Descontaminação gastrointestinal
Se o paciente for atendido até 1 hora após a ingestão, recomenda-se o uso de carvão ativado, que reduz a absorção do fármaco. Alguns estudos indicam benefícios de até 4 horas após a ingestão, especialmente em casos de doses elevadas ou uso de formulações de liberação prolongada.
O carvão é contraindicado em casos de obstrução gastrointestinal ou via aérea não protegida. Procedimentos como lavagem gástrica e irrigação intestinal total não são recomendados.
Uso da N-acetilcisteína (NAC)
A N-acetilcisteína é o tratamento de escolha, com maior eficácia quando iniciada até 8 horas após a ingestão. Ela atua repondo a glutationa, neutralizando o metabólito tóxico NAPQI e reduzindo o estresse oxidativo hepático.
- A decisão de iniciar NAC é baseada no nomograma de Rumack-Matthew Revisado, considerando o nível sérico de paracetamol.
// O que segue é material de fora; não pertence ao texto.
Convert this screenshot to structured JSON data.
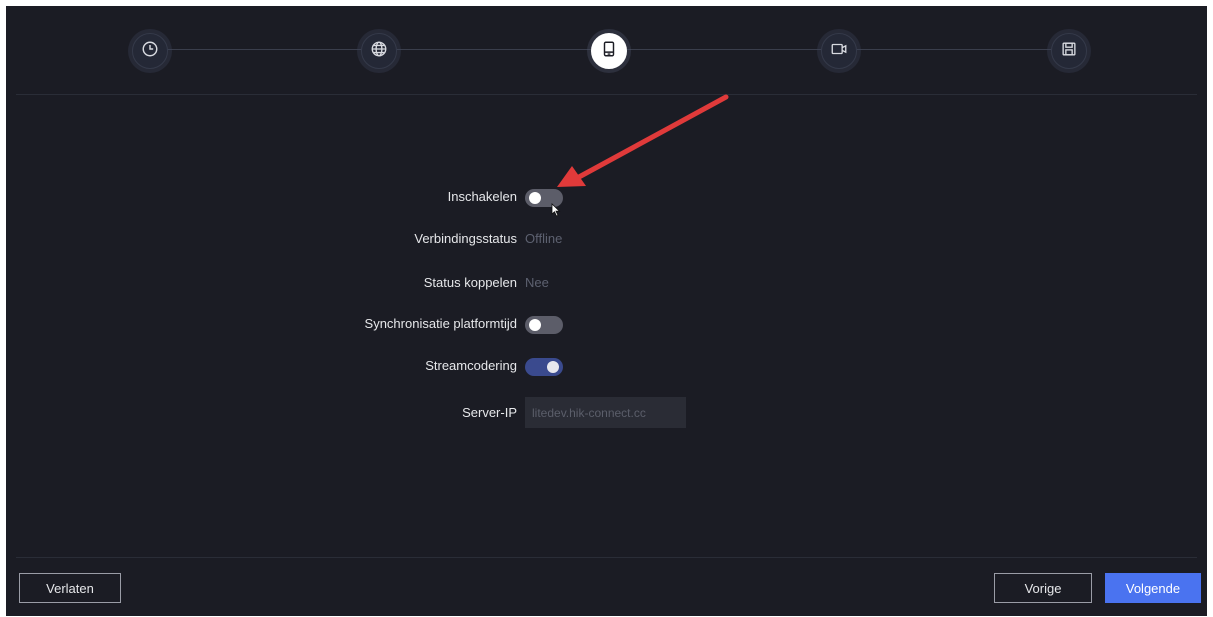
{
  "steps": [
    {
      "name": "clock-icon",
      "active": false
    },
    {
      "name": "globe-icon",
      "active": false
    },
    {
      "name": "mobile-device-icon",
      "active": true
    },
    {
      "name": "camera-icon",
      "active": false
    },
    {
      "name": "save-icon",
      "active": false
    }
  ],
  "form": {
    "enable_label": "Inschakelen",
    "enable_on": false,
    "connection_status_label": "Verbindingsstatus",
    "connection_status_value": "Offline",
    "bind_status_label": "Status koppelen",
    "bind_status_value": "Nee",
    "sync_time_label": "Synchronisatie platformtijd",
    "sync_time_on": false,
    "stream_encoding_label": "Streamcodering",
    "stream_encoding_on": true,
    "server_ip_label": "Server-IP",
    "server_ip_value": "litedev.hik-connect.cc"
  },
  "footer": {
    "exit_label": "Verlaten",
    "previous_label": "Vorige",
    "next_label": "Volgende"
  },
  "colors": {
    "background": "#1b1c24",
    "accent": "#4a73f0",
    "annotation_arrow": "#e03a3a"
  }
}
- Em ingestões maiores que 150 mg/kg ou 7,5 g quando não há resultados laboratoriais em até 8 horas, o tratamento deve ser iniciado empiricamente;
- Também é indicado o uso de NAC em pacientes com dano hepático evidente, níveis de paracetamol ≥20 mcg/mL, ou ingestão repetida e supraterapêutica;
- O benefício pode ser observado até 24 horas após a ingestão.
Formas de administração da N-acetilcisteína
A NAC pode ser administrada por via oral ou intravenosa (IV), ambas eficazes.
- Via oral: dose inicial de 140 mg/kg, seguida de 70 mg/kg a cada 4 horas por 18 doses (total de 72 horas).
- Via intravenosa (protocolo de 21 horas):
- 150 mg/kg em 60 minutos (dose de ataque);
- 50 mg/kg nas 4 horas seguintes;
- 100 mg/kg nas 16 horas seguintes.
- Há também um protocolo simplificado de 20 horas, que reduz o risco de reações adversas e mantém a eficácia.
Reações não alérgicas, semelhantes à anafilaxia, podem ocorrer com a forma IV, especialmente nas primeiras 5 horas.
Casos graves e medidas complementares
Pacientes que ingeriram doses superiores a 30 g ou apresentam níveis séricos acima de 900 mcg/mL são considerados de alto risco e podem necessitar de intubação, suporte hemodinâmico e bicarbonato para acidose metabólica. Nesses casos, o carvão ativado e a NAC devem ser iniciados imediatamente, e pode ser indicada hemodiálise, principalmente quando há falência renal, acidose grave ou superdosagem extrema.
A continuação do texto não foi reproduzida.